FIGS. 3 and 4 show transformer designs for six or eight times the feed and arranged corresponding to two three or four pairs of windings twice 1/3. The transformer laminated core 6 is supplemented here by two or three adjacent cross-shaped intermediate yokes 8 which merge into one another. The principle of action is as already described.

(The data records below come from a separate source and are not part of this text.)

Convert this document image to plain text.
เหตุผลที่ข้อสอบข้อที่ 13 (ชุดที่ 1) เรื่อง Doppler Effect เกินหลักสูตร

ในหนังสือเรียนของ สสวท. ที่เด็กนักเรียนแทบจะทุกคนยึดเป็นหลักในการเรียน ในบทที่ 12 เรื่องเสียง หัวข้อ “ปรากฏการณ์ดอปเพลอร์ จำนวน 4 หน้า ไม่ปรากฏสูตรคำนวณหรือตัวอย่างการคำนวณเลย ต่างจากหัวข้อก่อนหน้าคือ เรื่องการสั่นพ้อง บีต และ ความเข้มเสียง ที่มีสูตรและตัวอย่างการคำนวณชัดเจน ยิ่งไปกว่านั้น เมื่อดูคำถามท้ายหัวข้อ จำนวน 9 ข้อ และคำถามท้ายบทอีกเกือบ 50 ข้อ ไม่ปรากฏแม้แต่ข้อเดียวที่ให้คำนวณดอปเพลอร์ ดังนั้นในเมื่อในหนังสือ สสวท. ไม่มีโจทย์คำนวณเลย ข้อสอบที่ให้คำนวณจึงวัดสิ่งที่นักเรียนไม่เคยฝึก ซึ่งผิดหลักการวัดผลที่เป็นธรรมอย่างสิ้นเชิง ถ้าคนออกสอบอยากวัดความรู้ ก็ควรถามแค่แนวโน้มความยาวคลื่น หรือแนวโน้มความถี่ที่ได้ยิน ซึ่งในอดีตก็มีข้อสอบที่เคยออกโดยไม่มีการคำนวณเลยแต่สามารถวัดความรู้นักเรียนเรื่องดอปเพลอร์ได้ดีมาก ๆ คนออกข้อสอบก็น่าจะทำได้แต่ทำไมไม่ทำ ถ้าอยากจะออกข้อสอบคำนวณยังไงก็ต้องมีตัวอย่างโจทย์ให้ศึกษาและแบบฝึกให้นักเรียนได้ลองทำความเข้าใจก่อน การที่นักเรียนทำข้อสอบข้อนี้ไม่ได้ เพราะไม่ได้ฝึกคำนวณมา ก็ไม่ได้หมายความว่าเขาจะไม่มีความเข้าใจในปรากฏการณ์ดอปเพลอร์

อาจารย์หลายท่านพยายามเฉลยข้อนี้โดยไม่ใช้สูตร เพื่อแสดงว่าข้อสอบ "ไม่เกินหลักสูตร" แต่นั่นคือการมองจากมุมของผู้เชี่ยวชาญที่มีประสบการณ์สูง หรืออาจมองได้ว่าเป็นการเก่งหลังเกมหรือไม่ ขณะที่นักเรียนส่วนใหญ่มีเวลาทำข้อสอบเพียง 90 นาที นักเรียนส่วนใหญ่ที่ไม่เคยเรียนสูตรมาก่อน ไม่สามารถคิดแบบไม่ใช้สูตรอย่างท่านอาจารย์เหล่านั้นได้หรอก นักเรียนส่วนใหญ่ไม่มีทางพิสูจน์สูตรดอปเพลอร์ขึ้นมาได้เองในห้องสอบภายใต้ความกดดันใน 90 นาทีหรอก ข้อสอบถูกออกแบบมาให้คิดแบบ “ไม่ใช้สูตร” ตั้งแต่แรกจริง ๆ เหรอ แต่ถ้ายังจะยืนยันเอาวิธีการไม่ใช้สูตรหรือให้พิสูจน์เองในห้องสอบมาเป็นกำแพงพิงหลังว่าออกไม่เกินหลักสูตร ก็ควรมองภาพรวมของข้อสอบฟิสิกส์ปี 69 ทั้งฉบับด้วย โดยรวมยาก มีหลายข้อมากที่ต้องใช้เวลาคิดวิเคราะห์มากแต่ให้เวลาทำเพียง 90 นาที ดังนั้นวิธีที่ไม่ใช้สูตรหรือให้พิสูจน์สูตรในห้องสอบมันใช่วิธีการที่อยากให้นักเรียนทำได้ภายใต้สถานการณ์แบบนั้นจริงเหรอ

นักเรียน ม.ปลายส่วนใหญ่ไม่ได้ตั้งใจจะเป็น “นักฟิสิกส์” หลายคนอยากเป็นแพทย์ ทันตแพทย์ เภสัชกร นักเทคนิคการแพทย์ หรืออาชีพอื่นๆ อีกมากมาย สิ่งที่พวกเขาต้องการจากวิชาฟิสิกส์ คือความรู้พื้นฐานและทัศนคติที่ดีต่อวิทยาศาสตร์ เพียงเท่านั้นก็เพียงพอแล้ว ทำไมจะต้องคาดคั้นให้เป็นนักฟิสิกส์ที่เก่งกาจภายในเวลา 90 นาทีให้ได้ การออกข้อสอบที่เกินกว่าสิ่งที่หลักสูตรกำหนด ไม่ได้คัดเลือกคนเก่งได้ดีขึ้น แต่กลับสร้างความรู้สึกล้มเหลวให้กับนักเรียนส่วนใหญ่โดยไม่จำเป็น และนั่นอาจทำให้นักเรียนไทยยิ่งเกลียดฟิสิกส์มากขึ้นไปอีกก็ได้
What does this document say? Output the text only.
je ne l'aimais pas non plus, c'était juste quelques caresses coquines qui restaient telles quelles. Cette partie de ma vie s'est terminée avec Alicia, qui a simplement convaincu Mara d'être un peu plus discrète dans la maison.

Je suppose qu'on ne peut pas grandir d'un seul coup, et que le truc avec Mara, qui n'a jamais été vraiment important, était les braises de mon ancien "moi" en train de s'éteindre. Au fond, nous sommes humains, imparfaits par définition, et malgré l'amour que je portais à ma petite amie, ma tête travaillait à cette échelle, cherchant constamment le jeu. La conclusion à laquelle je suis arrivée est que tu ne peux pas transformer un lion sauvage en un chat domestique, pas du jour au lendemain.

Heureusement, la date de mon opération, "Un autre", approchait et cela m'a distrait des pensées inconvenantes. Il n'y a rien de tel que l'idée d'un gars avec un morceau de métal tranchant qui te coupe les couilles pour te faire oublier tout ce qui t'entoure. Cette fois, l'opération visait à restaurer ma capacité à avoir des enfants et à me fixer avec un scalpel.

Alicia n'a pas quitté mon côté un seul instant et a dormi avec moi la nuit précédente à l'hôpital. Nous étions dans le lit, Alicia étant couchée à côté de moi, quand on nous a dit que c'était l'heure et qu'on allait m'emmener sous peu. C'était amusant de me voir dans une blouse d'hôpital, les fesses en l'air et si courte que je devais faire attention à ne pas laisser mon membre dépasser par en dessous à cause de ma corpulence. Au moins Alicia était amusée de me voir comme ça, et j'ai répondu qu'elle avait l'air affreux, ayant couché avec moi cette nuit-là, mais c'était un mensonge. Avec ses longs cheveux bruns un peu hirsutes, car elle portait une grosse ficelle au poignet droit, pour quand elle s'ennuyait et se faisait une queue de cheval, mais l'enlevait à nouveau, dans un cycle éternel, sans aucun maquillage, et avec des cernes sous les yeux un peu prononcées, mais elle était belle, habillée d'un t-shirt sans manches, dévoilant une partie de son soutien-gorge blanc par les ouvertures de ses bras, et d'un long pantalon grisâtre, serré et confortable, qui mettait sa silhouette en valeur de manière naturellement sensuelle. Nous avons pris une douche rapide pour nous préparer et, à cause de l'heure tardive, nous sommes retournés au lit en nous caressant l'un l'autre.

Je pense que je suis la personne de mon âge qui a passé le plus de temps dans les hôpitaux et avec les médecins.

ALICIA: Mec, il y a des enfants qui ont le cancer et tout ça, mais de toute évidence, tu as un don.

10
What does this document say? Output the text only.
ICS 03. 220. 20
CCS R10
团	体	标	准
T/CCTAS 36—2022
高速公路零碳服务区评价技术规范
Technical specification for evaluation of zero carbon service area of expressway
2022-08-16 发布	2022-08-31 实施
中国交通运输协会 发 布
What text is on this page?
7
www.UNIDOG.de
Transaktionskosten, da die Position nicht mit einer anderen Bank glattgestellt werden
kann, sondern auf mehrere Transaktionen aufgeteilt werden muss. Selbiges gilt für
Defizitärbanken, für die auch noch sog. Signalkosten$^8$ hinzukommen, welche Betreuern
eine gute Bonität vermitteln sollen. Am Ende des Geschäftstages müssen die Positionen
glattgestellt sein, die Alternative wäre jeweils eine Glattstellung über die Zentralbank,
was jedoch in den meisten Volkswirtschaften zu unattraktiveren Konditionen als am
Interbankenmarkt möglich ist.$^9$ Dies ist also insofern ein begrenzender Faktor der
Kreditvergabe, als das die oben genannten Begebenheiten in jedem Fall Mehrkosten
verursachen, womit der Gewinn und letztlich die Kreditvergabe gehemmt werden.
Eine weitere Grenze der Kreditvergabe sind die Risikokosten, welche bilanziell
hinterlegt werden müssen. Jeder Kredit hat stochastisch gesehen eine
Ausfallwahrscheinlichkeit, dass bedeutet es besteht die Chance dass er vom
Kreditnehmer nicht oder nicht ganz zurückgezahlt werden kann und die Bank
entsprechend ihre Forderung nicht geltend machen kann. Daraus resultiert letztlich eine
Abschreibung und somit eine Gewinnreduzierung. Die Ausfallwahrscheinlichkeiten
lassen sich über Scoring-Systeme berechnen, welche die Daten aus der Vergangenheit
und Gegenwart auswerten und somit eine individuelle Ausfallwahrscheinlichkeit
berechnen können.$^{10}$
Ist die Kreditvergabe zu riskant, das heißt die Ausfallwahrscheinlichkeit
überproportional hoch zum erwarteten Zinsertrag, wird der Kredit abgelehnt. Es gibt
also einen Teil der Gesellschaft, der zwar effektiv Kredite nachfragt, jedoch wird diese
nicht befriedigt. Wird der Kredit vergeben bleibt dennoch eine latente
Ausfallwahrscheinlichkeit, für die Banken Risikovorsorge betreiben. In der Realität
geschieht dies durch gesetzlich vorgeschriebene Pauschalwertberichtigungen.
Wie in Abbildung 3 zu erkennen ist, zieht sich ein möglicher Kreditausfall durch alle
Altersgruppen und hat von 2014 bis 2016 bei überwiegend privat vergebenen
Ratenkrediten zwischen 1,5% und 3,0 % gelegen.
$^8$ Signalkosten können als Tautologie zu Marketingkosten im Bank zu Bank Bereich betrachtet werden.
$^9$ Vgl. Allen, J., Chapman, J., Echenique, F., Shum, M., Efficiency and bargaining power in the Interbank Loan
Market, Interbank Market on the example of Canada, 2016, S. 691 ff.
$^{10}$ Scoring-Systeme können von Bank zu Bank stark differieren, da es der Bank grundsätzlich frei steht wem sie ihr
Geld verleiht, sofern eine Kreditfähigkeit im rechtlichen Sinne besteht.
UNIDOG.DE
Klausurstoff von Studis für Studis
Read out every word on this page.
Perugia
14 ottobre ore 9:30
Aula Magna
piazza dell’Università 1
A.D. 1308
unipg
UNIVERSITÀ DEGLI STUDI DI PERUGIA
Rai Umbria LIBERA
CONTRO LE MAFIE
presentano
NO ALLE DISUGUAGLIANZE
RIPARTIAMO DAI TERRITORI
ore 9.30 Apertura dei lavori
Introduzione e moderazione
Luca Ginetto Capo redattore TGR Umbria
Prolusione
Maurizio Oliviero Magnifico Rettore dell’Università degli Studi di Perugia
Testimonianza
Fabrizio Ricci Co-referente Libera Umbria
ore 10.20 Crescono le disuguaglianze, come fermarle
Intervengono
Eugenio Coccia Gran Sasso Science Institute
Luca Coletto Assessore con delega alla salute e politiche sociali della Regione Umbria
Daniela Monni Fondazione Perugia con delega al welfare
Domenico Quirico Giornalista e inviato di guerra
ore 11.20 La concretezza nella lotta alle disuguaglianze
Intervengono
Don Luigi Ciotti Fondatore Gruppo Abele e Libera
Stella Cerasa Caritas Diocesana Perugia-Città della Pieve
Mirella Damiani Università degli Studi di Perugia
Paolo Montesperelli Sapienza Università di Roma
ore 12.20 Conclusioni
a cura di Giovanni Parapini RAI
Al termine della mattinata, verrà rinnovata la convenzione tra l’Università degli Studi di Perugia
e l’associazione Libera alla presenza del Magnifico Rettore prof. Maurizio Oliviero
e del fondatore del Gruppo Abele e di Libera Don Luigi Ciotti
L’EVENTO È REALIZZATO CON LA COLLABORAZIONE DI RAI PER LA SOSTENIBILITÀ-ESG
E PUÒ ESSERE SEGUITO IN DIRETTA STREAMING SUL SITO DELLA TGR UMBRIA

The new transformer design can be used wherever several Four quadrant actuators are operated in parallel, e.g. B. also on locomotives, be used.

Claims (4)

1.Transformer with a frame-shaped laminated core, in the central free space of which windings protrude, which are grouped as n-pairs, each consisting of an inner high-voltage winding and an outer low-voltage winding above it, around two of the opposite legs of the laminated core, in particular for parallel operation with several four-quadrant actuators feeding in, characterized in that that the laminated core (6) in the central free space (7) one or more cross-shaped intermediate yokes (8) are inserted, which divide the free space (7) in the window (9) for the individual pairs of windings (1/3), in which einliegen this and that the high-voltage windings ( 3 ) are connected in series. 2. Transformer according to claim 1, characterized in that the intermediate yokes ( 8 ) are narrowly dimensioned and have only a fraction of the cross section of the legs ( 4 or 5 ). 3. Transformer according to claim 1 or 2, characterized in that for n = 4 pairs of windings ( 1/3 ) an intermediate yoke ( 8 ) is used which forms four windows ( 9 ) in the free space ( 7 ). 4. Transformer according to claim 1 or 2, characterized in that for n = 6 or n = 8 pairs of windings form two or three adjacent or overlapping and merging intermediate yokes 6 or 8 individual windows ( 9 ).